Smart Contract-Level Risk: The issuance and transfers of Tokens rely on smart contracts deployed on a blockchain network, which introduce specific technical and security risks.

▪ Smart contracts are self-executing, meaning any vulnerabilities, coding errors, or unforeseen logic flaws in the issuance contract could result in unintended consequences, such as the incorrect distribution of tokens, loss of funds, or permanent locking of tokens. Additionally, smart contracts are exposed to potential exploits, including hacking attempts, reentrancy attacks, and other forms of malicious activity that could compromise the security of the issuance process.

▪ Once deployed, the smart contract governing the issuance of Tokens cannot be easily altered or corrected, meaning any discovered vulnerabilities may be difficult or impossible to fix without significant coordination, community approval, or even a network fork.
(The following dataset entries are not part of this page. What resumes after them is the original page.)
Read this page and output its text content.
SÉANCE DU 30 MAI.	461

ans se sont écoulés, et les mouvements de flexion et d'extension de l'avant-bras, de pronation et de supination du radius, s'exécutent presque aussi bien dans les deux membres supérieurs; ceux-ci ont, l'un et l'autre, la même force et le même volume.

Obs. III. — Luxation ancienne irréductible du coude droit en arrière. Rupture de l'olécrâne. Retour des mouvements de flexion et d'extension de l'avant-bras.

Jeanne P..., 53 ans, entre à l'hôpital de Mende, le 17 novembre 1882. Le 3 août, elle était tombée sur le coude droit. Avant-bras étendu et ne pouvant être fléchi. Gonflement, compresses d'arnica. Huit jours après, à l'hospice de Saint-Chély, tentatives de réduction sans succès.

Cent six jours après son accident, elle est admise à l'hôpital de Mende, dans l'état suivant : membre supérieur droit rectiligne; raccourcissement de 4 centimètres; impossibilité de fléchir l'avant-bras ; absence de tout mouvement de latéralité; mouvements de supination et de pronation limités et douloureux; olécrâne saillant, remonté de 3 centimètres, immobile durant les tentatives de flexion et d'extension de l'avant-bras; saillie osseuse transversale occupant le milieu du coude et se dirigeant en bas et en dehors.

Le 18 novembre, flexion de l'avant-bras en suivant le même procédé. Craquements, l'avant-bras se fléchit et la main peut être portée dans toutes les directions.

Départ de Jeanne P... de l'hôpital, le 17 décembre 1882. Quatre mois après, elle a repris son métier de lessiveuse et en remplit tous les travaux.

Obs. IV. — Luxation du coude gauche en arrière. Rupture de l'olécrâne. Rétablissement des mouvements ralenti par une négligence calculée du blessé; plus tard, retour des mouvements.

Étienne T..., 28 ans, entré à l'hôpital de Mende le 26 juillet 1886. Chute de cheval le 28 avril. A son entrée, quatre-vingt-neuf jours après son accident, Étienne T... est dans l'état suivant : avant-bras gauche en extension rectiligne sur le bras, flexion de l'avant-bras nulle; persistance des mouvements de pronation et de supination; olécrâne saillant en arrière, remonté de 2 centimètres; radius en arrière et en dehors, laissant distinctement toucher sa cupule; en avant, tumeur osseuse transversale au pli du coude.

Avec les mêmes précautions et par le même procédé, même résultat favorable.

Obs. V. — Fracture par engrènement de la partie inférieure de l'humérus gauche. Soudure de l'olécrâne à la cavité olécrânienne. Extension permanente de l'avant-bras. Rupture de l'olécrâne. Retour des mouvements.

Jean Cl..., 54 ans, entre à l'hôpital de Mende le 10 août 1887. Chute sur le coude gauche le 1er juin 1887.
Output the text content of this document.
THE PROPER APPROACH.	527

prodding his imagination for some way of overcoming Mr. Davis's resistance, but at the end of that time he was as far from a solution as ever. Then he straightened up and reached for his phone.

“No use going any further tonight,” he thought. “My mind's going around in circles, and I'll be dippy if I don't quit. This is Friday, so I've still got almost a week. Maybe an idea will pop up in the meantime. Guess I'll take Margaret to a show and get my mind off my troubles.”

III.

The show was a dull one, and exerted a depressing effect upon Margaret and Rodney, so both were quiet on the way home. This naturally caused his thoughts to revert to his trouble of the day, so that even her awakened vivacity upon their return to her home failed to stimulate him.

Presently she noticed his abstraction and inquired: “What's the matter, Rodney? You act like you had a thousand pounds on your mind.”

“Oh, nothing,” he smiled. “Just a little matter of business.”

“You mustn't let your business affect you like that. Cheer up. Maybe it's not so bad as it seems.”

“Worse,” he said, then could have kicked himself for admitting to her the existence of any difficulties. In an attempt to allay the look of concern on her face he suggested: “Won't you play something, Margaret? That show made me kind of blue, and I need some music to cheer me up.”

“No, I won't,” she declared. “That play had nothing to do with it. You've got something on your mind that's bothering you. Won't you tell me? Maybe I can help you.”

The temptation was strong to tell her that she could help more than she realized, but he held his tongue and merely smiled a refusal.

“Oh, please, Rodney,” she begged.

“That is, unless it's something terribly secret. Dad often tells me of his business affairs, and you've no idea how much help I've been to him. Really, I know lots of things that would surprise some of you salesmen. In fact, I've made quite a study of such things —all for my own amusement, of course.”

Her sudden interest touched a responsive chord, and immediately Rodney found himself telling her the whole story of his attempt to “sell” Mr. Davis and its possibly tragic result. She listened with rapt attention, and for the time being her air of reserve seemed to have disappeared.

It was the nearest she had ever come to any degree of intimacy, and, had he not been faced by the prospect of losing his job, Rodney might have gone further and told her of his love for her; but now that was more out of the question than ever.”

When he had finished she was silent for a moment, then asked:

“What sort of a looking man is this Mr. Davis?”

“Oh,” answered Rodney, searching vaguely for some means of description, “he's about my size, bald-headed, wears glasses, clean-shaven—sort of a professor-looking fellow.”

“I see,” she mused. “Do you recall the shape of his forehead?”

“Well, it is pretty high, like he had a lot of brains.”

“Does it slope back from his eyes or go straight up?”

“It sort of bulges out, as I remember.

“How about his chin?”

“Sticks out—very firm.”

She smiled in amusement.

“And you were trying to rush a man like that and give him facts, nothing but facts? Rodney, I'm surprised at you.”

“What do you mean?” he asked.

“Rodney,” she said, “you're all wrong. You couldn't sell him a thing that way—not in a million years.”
Furthermore, changes to the underlying blockchain protocol—such as updates to consensus mechanisms, transaction processing rules, or gas fee structures—could affect the functionality or cost efficiency of the issuance smart contract. These risks could lead to disruptions in token issuance, security breaches, or a loss of confidence in the ecosystem, potentially impacting the Token's value and usability.

Protocol-Level Risk: It cannot be excluded that any technical failure, malfunction, attack, upgrade or vulnerability within the Protocol could directly or indirectly impact the value of the Token.

▪ The Protocol could be subject to critical exploits, such as reentrancy attacks, logic errors, or oracle manipulation, which could lead to unintended token transfers, assets being drained from the system, or Tokens being irretrievably lost. Fixing such issues may require significant coordination, governance approval, or even disruptive measures such as protocol migrations or forks, none of which are guaranteed to be successful.

▪ The Supply chain for the encryption technology used by the Protocol may be infiltrated by nefarious actors to gain privileged access to the Protocol.

▪ The Protocol could require an upgrade (for example, without limitation, to address a security concern), which could lead to a temporary halt of the Protocol or cause unforeseen disruptions to transactions on the Protocol.

Third-Party Risk: Crypto-assets such as the Token often rely on third-party services such as exchanges and wallet providers for trading and storage. These providers can be susceptible to security breaches, operational failures, and regulatory non-compliance, which can lead to the loss or theft of crypto-assets. The Protocol encapsulate young technologies, which is why there is no warranty that the process for receiving, using, and holding the Token will be uninterrupted or error-free and that there is an inherent risk that the underlying blockchain, the smart contracts thereon, as well as any related technologies or concepts could contain weaknesses, vulnerabilities or bugs causing, inter alia, the complete loss of Token or its functionality.

Unanticipated Risks

In addition to the risks outlined in this document, unforeseen risks may arise. Additionally, new risks could emerge as unexpected variations or combinations of the risks discussed in this document. 

Mitigation Measures

While security tests are intended to be conducted, potential Token holders understand that the risks outlined above are inherent to the Protocol activities and the broader ecosystem, making elimination impossible.